Russia uses occupied Crimea as a base for expansion into the Balkans and the Middle East - Reznikov
Russia is militarizing occupied Crimea, using it as a base for its expansion into the Balkans, the Middle East, and the Mediterranean. During the occupation of the peninsula, about 25% of the population has already been replaced.
Deputy Prime Minister - Minister for Reintegration of the Temporarily Occupied Territories Alexey Reznikov stated this at a briefing for UN member states on February 20.
“Crimea is undergoing a total militarization of the peninsula. Russia uses it as a base for the expansion into the Balkans, the Middle East, and the entire Mediterranean. The participation of Russian mercenaries in the war in Libya and Syria is provided from Crimea,” Reznikov said.
According to him, Russia is also committing a large-scale war crime, systematically changing the composition of the population of Crimea, violating the Convention for the Protection of Civilian Persons in Time of War.
“Over 500,000 people from the Russian Federation have already been brought there (to occupied Crimea) to reduce the number of ethnic Ukrainians and the indigenous people - the Crimean Tatars.
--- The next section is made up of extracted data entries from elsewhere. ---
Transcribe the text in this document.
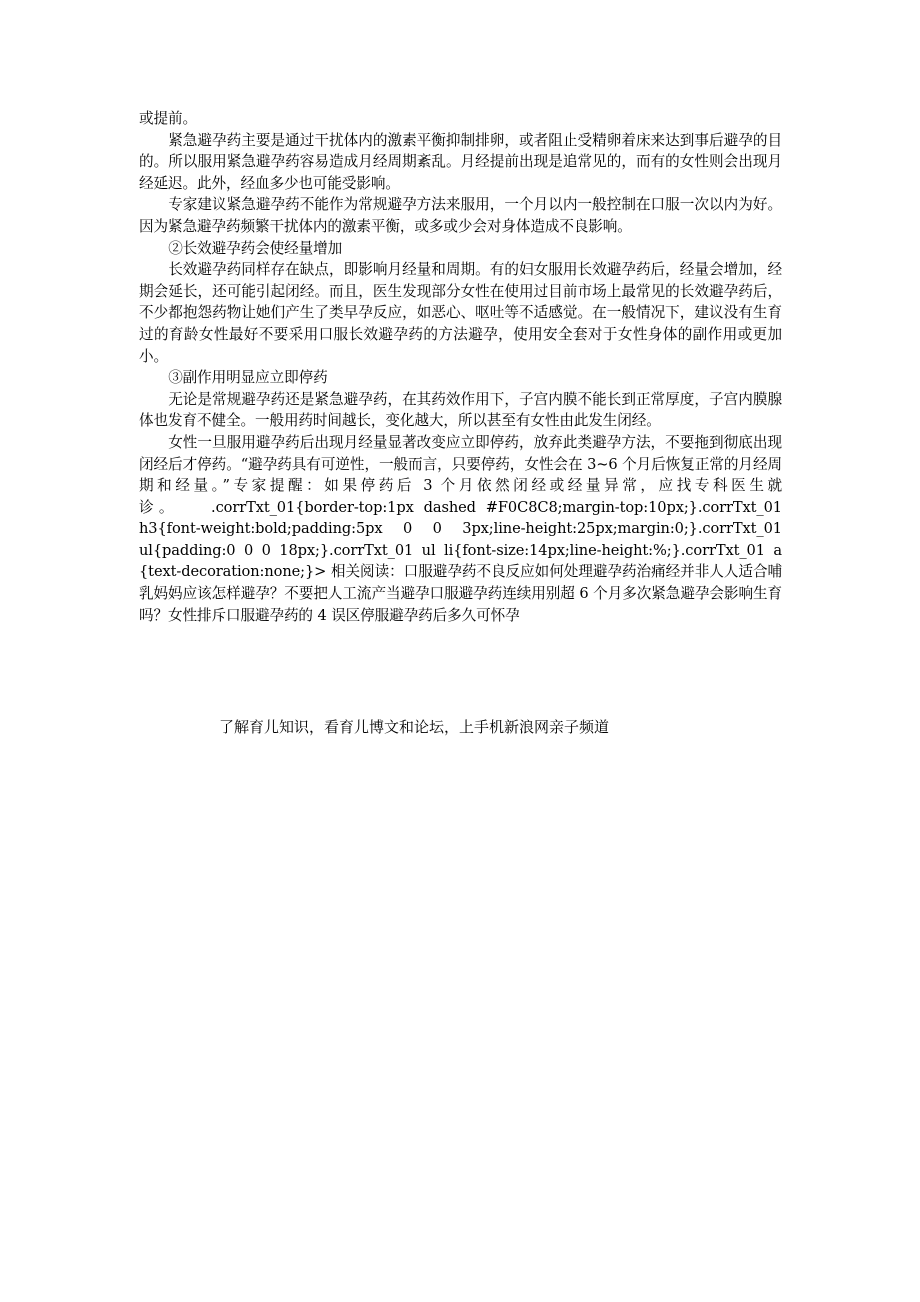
或提前。

紧急避孕药主要是通过干扰体内的激素平衡抑制排卵，或者阻止受精卵着床来达到事后避孕的目的。所以服用紧急避孕药容易造成月经周期紊乱。月经提前出现是追常见的，而有的女性则会出现月经延迟。此外，经血多少也可能受影响。

专家建议紧急避孕药不能作为常规避孕方法来服用，一个月以内一般控制在口服一次以内为好。因为紧急避孕药频繁干扰体内的激素平衡，或多或少会对身体造成不良影响。

②长效避孕药会使经量增加

长效避孕药同样存在缺点，即影响月经量和周期。有的妇女服用长效避孕药后，经量会增加，经期会延长，还可能引起闭经。而且，医生发现部分女性在使用过目前市场上最常见的长效避孕药后，不少都抱怨药物让她们产生了类早孕反应，如恶心、呕吐等不适感觉。在一般情况下，建议没有生育过的育龄女性最好不要采用口服长效避孕药的方法避孕，使用安全套对于女性身体的副作用或更加小。

③副作用明显应立即停药

无论是常规避孕药还是紧急避孕药，在其药效作用下，子宫内膜不能长到正常厚度，子宫内膜腺体也发育不健全。一般用药时间越长，变化越大，所以甚至有女性由此发生闭经。

女性一旦服用避孕药后出现月经量显著改变应立即停药，放弃此类避孕方法，不要拖到彻底出现闭经后才停药。“避孕药具有可逆性，一般而言，只要停药，女性会在 3~6 个月后恢复正常的月经周期和经量。”专家提醒：如果停药后 3 个月依然闭经或经量异常，应找专科医生就诊。　　.corrTxt_01{border-top:1px dashed #F0C8C8;margin-top:10px;}.corrTxt_01 h3{font-weight:bold;padding:5px 0 0 3px;line-height:25px;margin:0;}.corrTxt_01 ul{padding:0 0 0 18px;}.corrTxt_01 ul li{font-size:14px;line-height:%;}.corrTxt_01 a {text-decoration:none;}> 相关阅读：口服避孕药不良反应如何处理避孕药治痛经并非人人适合哺乳妈妈应该怎样避孕？不要把人工流产当避孕口服避孕药连续用别超 6 个月多次紧急避孕会影响生育吗？女性排斥口服避孕药的 4 误区停服避孕药后多久可怀孕

了解育儿知识，看育儿博文和论坛，上手机新浪网亲子频道
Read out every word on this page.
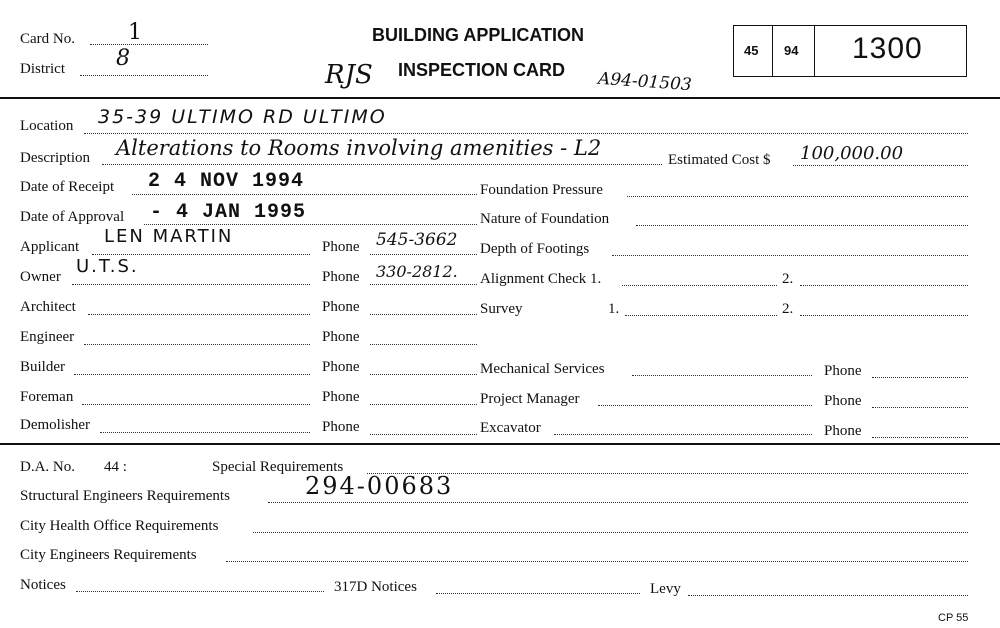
Card No. 1
District 8
BUILDING APPLICATION
RJS INSPECTION CARD A94-01503
45 94 1300
Location 35-39 ULTIMO RD ULTIMO
Description Alterations to Rooms involving amenities - L2	Estimated Cost $ 100,000.00
Date of Receipt 2 4 NOV 1994
Date of Approval - 4 JAN 1995
Applicant LEN MARTIN	Phone 545-3662
Owner U.T.S.	Phone 330-2812.
Architect	Phone
Engineer	Phone
Builder	Phone
Foreman	Phone
Demolisher	Phone
Foundation Pressure
Nature of Foundation
Depth of Footings
Alignment Check 1.	2.
Survey	1.	2.
Mechanical Services	Phone
Project Manager	Phone
Excavator	Phone
D.A. No. 44 :	Special Requirements
Structural Engineers Requirements	294-00683
City Health Office Requirements
City Engineers Requirements
Notices	317D Notices	Levy
CP 55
During the temporary occupation, about 25% of the population has been replaced", - the official said.
He stressed that the sharp increase in population and large-scale military construction leads to the barbaric exploitation of water resources and disruptions in water supply, the destruction of the unique ecosystem of Crimea.
"So the challenges go far beyond purely Ukrainian ones. They are at least of European scale. And the reason for these challenges is Russian aggression", - Reznikov stressed.
What is known
- On December 16, the UN General Assembly adopted a resolution condemning human rights abuses in occupied Crimea, imposing Russian citizenship, conducting illegal election campaigns and voting, changing the population of the peninsula, and suppressing national identity.
- By 2014, Ukraine provided 85% of Crimea's freshwater needs through the North Crimean Canal. After Russia's occupation of Crimea, water supplies to Crimea were cut off.